MONARQUISTAS | Monarquia brasileira: A defesa de uma farsa

Allan CostaMilitante do Grupo de Negros Quilombo Vermelho - Luta negra anticapitalista

quarta-feira 27 de abril de 2016 | Edição do dia

O cenário político brasileiro anda tão intenso e conturbado que tem permitido o aparecimento de todo tipo de esquisitice. Na última segunda-feira (25) a Folha de S. Paulo publicou uma matéria intitulada "Família imperial quer usar clima de divisão para restaurar a monarquia", onde trazia algumas declarações sobre Dom Bertrand de Orleáns e Bragança, um dos herdeiros da família real brasileira e trineto de Dom Pedro II. Figura constante nos últimos atos pelo impeachment, o herdeiro real é acompanhado por alguns convictos seguidores defensores do monarquismo. No Facebook, uma das páginas que defendem monarquismo brasileiro chega a ter mais de 4 mil membros que tem como interesses em comum, segundo o próprio Facebook, páginas como Revoltados Online e Jair Bolsonaro (apesar de se dizerem suprapartidários). Denunciam o comunismo do PT (!!!) e chegam a comparar imagens da Imperatriz D. Leopoldina com Dilma Rouseff, mostrando a beleza da imperatriz como argumento de superioridade da monarquia.

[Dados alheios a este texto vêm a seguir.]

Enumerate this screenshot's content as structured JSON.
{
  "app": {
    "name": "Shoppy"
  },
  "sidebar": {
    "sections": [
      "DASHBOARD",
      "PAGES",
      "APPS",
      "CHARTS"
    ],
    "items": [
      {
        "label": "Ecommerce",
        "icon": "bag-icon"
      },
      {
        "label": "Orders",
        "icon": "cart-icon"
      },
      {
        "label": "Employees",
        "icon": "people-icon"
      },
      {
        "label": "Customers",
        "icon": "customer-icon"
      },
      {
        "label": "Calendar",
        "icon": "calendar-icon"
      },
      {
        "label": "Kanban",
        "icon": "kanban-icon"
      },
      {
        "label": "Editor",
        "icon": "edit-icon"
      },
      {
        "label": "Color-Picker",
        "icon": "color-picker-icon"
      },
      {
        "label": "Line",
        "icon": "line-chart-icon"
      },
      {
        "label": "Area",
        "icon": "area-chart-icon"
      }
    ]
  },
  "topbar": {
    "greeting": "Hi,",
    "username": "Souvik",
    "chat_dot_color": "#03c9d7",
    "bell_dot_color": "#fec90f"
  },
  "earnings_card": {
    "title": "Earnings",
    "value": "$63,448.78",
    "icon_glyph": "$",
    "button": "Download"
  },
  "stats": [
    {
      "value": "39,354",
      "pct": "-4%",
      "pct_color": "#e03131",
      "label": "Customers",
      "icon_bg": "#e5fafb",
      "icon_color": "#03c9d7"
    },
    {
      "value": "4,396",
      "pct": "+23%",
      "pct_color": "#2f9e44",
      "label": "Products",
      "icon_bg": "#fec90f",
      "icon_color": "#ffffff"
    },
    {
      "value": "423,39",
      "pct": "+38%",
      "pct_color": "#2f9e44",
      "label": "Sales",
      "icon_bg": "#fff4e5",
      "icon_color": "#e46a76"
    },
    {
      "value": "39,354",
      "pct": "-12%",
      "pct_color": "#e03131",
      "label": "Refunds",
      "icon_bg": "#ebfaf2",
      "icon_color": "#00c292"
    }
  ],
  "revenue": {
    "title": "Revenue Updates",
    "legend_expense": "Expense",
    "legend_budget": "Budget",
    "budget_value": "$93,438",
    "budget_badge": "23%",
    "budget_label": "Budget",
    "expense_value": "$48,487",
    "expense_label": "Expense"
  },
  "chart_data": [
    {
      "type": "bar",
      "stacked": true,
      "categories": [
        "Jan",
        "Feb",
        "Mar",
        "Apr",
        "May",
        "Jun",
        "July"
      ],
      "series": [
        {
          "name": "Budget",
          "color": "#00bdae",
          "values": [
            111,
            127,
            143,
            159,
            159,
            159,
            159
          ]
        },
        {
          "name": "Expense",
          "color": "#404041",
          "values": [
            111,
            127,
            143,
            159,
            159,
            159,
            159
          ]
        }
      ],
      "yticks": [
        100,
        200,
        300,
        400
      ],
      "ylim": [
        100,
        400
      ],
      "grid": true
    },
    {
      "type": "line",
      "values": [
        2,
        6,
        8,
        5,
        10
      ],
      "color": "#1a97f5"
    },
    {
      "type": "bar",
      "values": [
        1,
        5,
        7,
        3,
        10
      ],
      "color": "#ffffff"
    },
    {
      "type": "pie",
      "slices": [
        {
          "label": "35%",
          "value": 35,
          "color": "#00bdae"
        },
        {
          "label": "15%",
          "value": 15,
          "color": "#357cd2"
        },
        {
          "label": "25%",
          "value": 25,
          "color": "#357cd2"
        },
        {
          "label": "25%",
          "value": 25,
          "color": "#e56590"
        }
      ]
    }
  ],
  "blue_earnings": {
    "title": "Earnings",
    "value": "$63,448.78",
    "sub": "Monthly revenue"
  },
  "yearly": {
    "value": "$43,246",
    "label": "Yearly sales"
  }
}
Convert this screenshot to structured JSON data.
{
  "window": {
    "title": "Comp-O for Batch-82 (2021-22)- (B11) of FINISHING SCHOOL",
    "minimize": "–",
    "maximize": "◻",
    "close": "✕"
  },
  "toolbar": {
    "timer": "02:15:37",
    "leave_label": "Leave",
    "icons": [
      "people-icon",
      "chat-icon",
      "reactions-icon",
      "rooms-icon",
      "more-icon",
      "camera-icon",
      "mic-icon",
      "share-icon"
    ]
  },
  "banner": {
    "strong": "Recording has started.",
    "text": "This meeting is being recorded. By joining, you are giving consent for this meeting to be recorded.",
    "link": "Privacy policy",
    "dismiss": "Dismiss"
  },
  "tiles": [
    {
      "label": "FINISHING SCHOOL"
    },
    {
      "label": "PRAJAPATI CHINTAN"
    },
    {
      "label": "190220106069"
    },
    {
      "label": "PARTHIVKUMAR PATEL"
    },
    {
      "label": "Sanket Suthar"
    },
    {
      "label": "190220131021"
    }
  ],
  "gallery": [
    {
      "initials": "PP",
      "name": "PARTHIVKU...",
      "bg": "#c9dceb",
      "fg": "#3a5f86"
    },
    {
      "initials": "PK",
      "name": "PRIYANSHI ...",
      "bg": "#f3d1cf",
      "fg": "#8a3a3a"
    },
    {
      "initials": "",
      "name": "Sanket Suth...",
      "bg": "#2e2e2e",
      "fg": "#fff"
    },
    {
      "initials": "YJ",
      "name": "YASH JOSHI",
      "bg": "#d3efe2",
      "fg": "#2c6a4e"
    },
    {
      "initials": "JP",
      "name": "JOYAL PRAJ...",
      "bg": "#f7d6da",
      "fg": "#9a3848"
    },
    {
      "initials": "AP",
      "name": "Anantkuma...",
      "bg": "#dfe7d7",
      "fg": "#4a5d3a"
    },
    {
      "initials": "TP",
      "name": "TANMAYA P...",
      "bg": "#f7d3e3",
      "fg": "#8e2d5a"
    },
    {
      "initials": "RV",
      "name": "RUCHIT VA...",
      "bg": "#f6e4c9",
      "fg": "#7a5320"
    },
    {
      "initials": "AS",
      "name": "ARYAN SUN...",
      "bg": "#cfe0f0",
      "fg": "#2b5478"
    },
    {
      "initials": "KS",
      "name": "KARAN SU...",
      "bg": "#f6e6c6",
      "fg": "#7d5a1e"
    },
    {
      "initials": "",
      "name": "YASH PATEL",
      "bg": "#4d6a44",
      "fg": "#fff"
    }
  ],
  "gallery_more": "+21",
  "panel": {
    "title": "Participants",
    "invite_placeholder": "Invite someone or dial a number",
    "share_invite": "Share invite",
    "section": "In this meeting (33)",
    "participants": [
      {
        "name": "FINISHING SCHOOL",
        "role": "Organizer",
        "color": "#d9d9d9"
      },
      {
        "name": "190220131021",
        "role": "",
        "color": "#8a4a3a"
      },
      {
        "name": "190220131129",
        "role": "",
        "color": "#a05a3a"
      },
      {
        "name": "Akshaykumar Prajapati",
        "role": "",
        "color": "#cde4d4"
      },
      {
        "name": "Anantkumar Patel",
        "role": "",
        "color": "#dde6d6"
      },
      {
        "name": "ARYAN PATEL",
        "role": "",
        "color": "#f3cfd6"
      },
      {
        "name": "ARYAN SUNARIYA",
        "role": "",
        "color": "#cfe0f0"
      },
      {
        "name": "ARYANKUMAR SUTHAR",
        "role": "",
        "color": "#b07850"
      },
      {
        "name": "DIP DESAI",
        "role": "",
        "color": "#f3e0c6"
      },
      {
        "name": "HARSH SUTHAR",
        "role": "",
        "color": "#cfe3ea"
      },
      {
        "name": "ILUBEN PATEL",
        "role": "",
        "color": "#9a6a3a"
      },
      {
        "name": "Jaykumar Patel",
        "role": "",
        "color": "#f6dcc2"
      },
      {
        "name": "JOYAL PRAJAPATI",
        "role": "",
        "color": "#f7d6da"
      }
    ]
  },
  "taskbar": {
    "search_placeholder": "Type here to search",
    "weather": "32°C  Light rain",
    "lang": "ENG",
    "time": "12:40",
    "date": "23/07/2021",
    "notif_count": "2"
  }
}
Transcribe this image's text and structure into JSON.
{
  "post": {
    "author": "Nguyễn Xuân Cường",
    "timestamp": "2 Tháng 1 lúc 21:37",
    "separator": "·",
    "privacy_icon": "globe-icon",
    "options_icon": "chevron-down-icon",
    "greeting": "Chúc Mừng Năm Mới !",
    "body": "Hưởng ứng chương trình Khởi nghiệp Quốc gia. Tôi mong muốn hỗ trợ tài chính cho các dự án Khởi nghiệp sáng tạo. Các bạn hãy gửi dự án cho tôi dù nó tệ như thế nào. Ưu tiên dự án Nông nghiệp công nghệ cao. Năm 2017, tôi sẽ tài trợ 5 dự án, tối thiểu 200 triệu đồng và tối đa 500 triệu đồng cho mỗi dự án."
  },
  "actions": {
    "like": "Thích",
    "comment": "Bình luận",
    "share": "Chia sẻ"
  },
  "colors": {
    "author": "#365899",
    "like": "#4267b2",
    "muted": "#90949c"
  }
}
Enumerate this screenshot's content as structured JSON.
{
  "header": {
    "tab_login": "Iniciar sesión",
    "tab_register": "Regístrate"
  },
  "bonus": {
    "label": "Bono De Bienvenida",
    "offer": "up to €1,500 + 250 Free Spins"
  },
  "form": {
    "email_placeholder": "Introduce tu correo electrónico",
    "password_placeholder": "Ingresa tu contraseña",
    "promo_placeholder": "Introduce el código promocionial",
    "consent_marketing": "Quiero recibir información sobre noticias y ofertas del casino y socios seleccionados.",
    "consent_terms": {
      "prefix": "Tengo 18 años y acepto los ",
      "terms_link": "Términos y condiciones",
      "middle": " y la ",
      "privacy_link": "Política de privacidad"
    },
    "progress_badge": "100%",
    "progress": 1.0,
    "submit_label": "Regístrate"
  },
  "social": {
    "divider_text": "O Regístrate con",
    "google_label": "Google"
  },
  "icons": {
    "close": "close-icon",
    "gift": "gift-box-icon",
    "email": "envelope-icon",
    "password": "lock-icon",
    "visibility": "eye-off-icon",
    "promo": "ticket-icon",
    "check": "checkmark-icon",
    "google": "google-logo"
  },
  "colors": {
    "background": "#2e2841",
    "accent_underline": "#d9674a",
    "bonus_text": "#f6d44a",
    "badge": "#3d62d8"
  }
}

Para D. Bertrand "O Brasil está com saudade de um regime que faça à nação o que uma nação deve ser: uma grande família com destino comum a realizar." e diante da lama na política brasileira, completa: "Os brasileiros começam a se perguntar: ’Valeu a pena a República?". Para quem achava que as aspirações monarquistas haviam sido sepultadas naquele plebiscito de 1993, eis que surge esse verdadeiro zumbi político para devorar alguns cérebros desavisados sobre a história do Brasil.

O ideário ritual da monarquia

Entender o porque desse fenômeno de se reviver um anseio monarquista em pleno século XXI não é tão simples. As histórias de reis e rainhas, príncipes e princesas morando num palácio e rodeados de pomposos nobres e respeitosos criados povoam o imaginário ocidental. Apesar da revolução francesa cumprir o papel histórico de rompimento clássico ocidental com o antigo regime monarquista e inspirar levantes semelhantes pelo mundo do século XVIII e XIX, não é raro, mesmo em nosso atual 2016, que as colunas de jornais e sites dediquem algumas páginas ou minutos nos telejornais para comentar um ou outro assunto ligado às monarquias que ainda existem, como o casamento da princesa Diana com o príncipe Charles, na Inglaterra em 1981 (maior audiência numa transmissão de TV da história até então), ou todo tipo de futilidade que envolva mais uma gravidez de Kate Middleton, seu vestido ou anel de casamento, ou o recente aniversário da aparentemente inacabável Rainha Elizabeth II. Citando a historiadora Lilia Moritz Schwarcz em sua obra "De olho em D. Pedro II e seu reino tropical": "(...) se qualquer sistema político carrega consigo uma dimensão ritual e simbólica, é talvez,na monarquia que se concentram os mecanismos de efetivação desse gênero de poder".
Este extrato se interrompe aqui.